Tony Kanaan, No. 10 Chip Ganassi Racing Chevrolet

  • 2014: 7th Place, 1 Win, Best Start 2nd, 6 Podiums, 6 Top-5, 12 Top-10, 407 Laps Led, 9.2 Avg. Start, 9.3 Avg. Finish
  • 2015: 8th Place, Best Finish 2nd, Best Start 2nd, 3 Podiums, 6 Top-5, 10 Top-10, 213 Laps Led, 7.6 Avg Start, 9.9 Avg. Finish

You have to give TK credit. Armed with one of the best cars on the grid, Kanaan has certainly raised his game the last two years, and probably hasn’t received enough credit or enough results for some of his drives he’s put in since joining Chip Ganassi Racing after the 2013 season.

The 2015 season was no exception. All 10 of his top-10 finishes were between second and seventh, so there were plenty of times he was in win and podium contention. The other area where he improved was his qualifying. Kanaan only had two starts outside the top-12 all season, one of which occurred at Detroit race two, where the grid was set by points following a rain cancellation. Detroit was pretty much the only weekend where Kanaan didn’t figure into qualifying or the race. Blame the Taylor Swift-inspired Big Machine Records livery for that one if you want.
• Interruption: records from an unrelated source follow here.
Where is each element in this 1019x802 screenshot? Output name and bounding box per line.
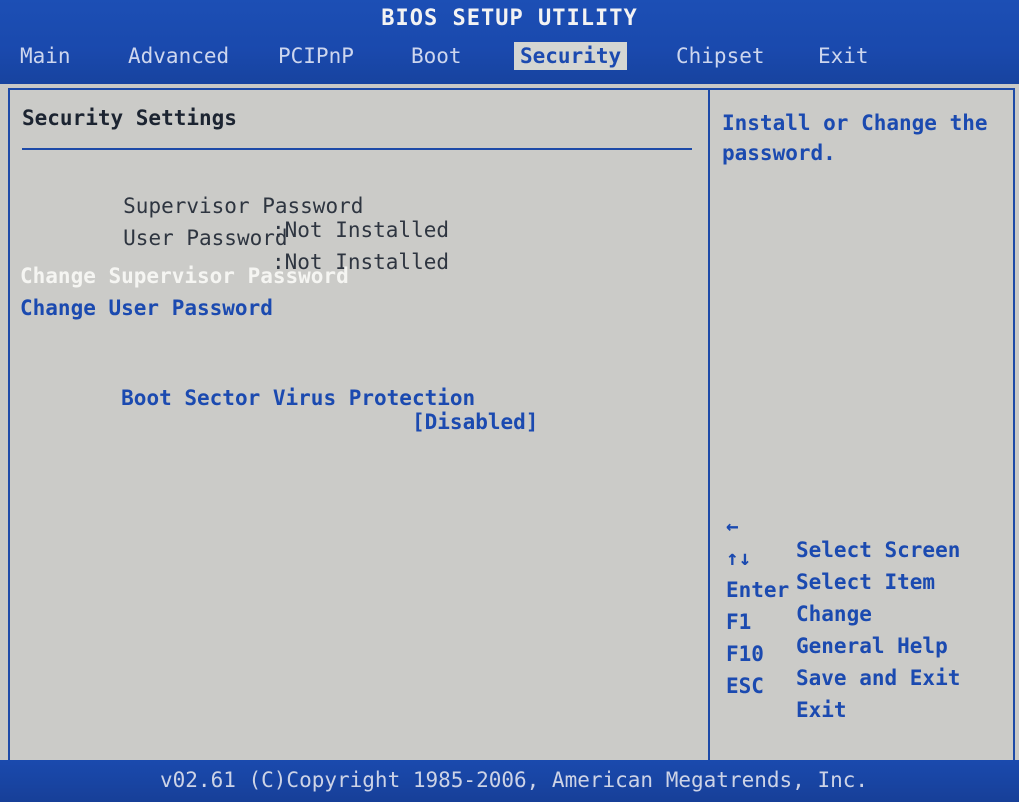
section-divider	[22, 148, 692, 150]
user-password-label: User Password	[123, 226, 288, 250]
footer-bar: v02.61 (C)Copyright 1985-2006, American …	[0, 760, 1019, 802]
key-legend: ← Select Screen ↑↓ Select Item Enter Cha…	[726, 490, 1006, 722]
app-title: BIOS SETUP UTILITY	[381, 6, 638, 31]
header-bar: BIOS SETUP UTILITY Main Advanced PCIPnP …	[0, 0, 1019, 84]
change-supervisor-password-item[interactable]: Change Supervisor Password	[20, 264, 349, 288]
tab-advanced[interactable]: Advanced	[122, 42, 235, 70]
boot-sector-virus-protection-value[interactable]: [Disabled]	[412, 410, 538, 434]
section-title: Security Settings	[22, 106, 237, 130]
copyright-text: v02.61 (C)Copyright 1985-2006, American …	[160, 768, 869, 792]
supervisor-password-value: :Not Installed	[272, 218, 450, 242]
tab-pcipnp[interactable]: PCIPnP	[272, 42, 360, 70]
key-legend-row: ESC Exit	[726, 650, 1006, 722]
key-legend-row: ← Select Screen	[726, 490, 1006, 562]
help-pane: Install or Change the password. ← Select…	[710, 90, 1013, 760]
bios-screen: BIOS SETUP UTILITY Main Advanced PCIPnP …	[0, 0, 1019, 802]
key-desc: Exit	[796, 698, 847, 722]
key-legend-row: F1 General Help	[726, 586, 1006, 658]
tab-chipset[interactable]: Chipset	[670, 42, 771, 70]
tab-security[interactable]: Security	[514, 42, 628, 70]
key-legend-row: Enter Change	[726, 554, 1006, 626]
key-legend-row: F10 Save and Exit	[726, 618, 1006, 690]
boot-sector-virus-protection-item[interactable]: Boot Sector Virus Protection [Disabled]	[20, 362, 538, 458]
main-panel: Security Settings Supervisor Password :N…	[8, 88, 1015, 762]
tab-main[interactable]: Main	[14, 42, 77, 70]
tab-bar: Main Advanced PCIPnP Boot Security Chips…	[0, 40, 1019, 76]
boot-sector-virus-protection-label: Boot Sector Virus Protection	[121, 386, 476, 410]
key-name: ESC	[726, 674, 764, 698]
settings-pane: Security Settings Supervisor Password :N…	[10, 90, 708, 760]
help-text: Install or Change the password.	[722, 111, 988, 165]
tab-boot[interactable]: Boot	[405, 42, 468, 70]
key-legend-row: ↑↓ Select Item	[726, 522, 1006, 594]
change-user-password-item[interactable]: Change User Password	[20, 296, 273, 320]
tab-exit[interactable]: Exit	[812, 42, 875, 70]
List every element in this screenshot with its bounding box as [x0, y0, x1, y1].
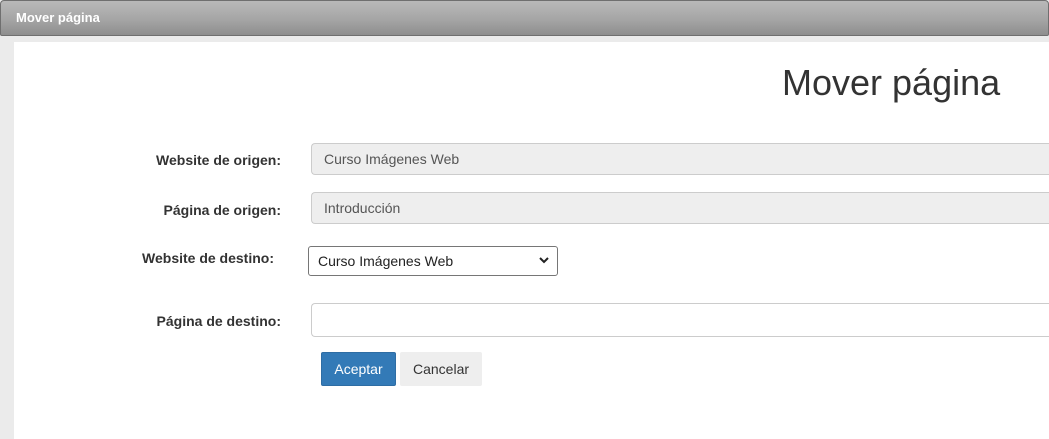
dialog-content: Mover página Website de origen: Curso Im… — [14, 42, 1049, 439]
target-website-select[interactable]: Curso Imágenes Web — [308, 246, 558, 276]
page-title: Mover página — [782, 62, 1001, 103]
dialog-title: Mover página — [16, 10, 100, 25]
chevron-down-icon — [539, 257, 549, 264]
dialog-window: Mover página Mover página Website de ori… — [0, 0, 1049, 439]
target-website-selected: Curso Imágenes Web — [318, 253, 454, 269]
target-website-label: Website de destino: — [142, 250, 274, 266]
accept-button[interactable]: Aceptar — [321, 352, 396, 386]
target-page-label: Página de destino: — [156, 313, 281, 329]
target-page-input[interactable] — [311, 303, 1049, 337]
source-website-label: Website de origen: — [156, 152, 281, 168]
dialog-titlebar[interactable]: Mover página — [0, 0, 1049, 36]
source-page-field: Introducción — [311, 192, 1049, 224]
source-website-field: Curso Imágenes Web — [311, 143, 1049, 175]
cancel-button[interactable]: Cancelar — [400, 352, 482, 386]
source-page-label: Página de origen: — [163, 202, 281, 218]
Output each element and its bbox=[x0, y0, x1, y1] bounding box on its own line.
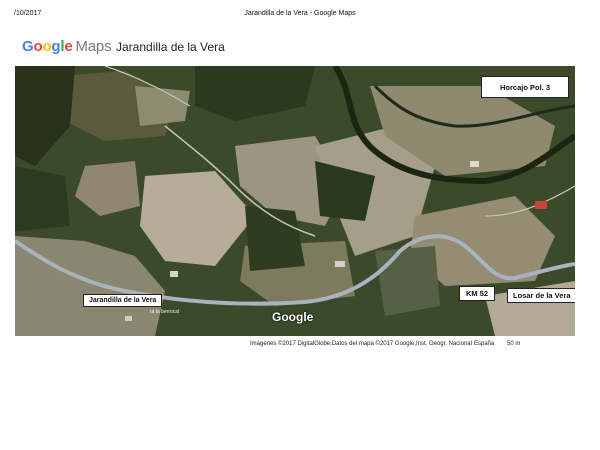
label-km: KM 52 bbox=[459, 286, 496, 301]
print-title: Jarandilla de la Vera - Google Maps bbox=[244, 10, 356, 17]
logo-letter: G bbox=[22, 38, 34, 55]
label-losar: Losar de la Vera bbox=[507, 288, 575, 303]
place-title: Jarandilla de la Vera bbox=[116, 40, 225, 54]
attribution-country[interactable]: España bbox=[474, 341, 494, 347]
label-small-place: ra la berrocal bbox=[150, 309, 180, 315]
google-watermark: Google bbox=[272, 310, 314, 324]
logo-letter: e bbox=[64, 38, 73, 55]
label-horcajo: Horcajo Pol. 3 bbox=[481, 76, 569, 98]
label-jarandilla: Jarandilla de la Vera bbox=[83, 294, 163, 307]
scale-label[interactable]: 50 m bbox=[507, 341, 520, 347]
satellite-map[interactable]: Horcajo Pol. 3 Jarandilla de la Vera KM … bbox=[15, 66, 575, 336]
attribution-text: Imágenes ©2017 DigitalGlobe,Datos del ma… bbox=[250, 341, 472, 347]
google-maps-logo[interactable]: Google Maps bbox=[22, 38, 112, 55]
logo-maps-word: Maps bbox=[75, 38, 112, 55]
Accidents at the Indianapolis 500 and Pocono were costly retirements as Kanaan definitely had a shot to win both those races. But realistically you couldn’t find many other faults. Losing a sure win at Iowa due to a mechanical issue was a gutting blow. He was also unlucky to come up just shy at Fontana, and may have prevailed in a last-lap shootout.

More often that not however, Kanaan was firmly on top of his game, and reliably on par with his championship-winning teammate Scott Dixon, which was all you could ask for. It’s fitting the two of them opened the year as part of the winning lineup in the Rolex 24 at Daytona, with Kanaan then helping out matters by finishing ahead of Juan Pablo Montoya at Sonoma, to ensure Dixon had enough points to win the title on countback.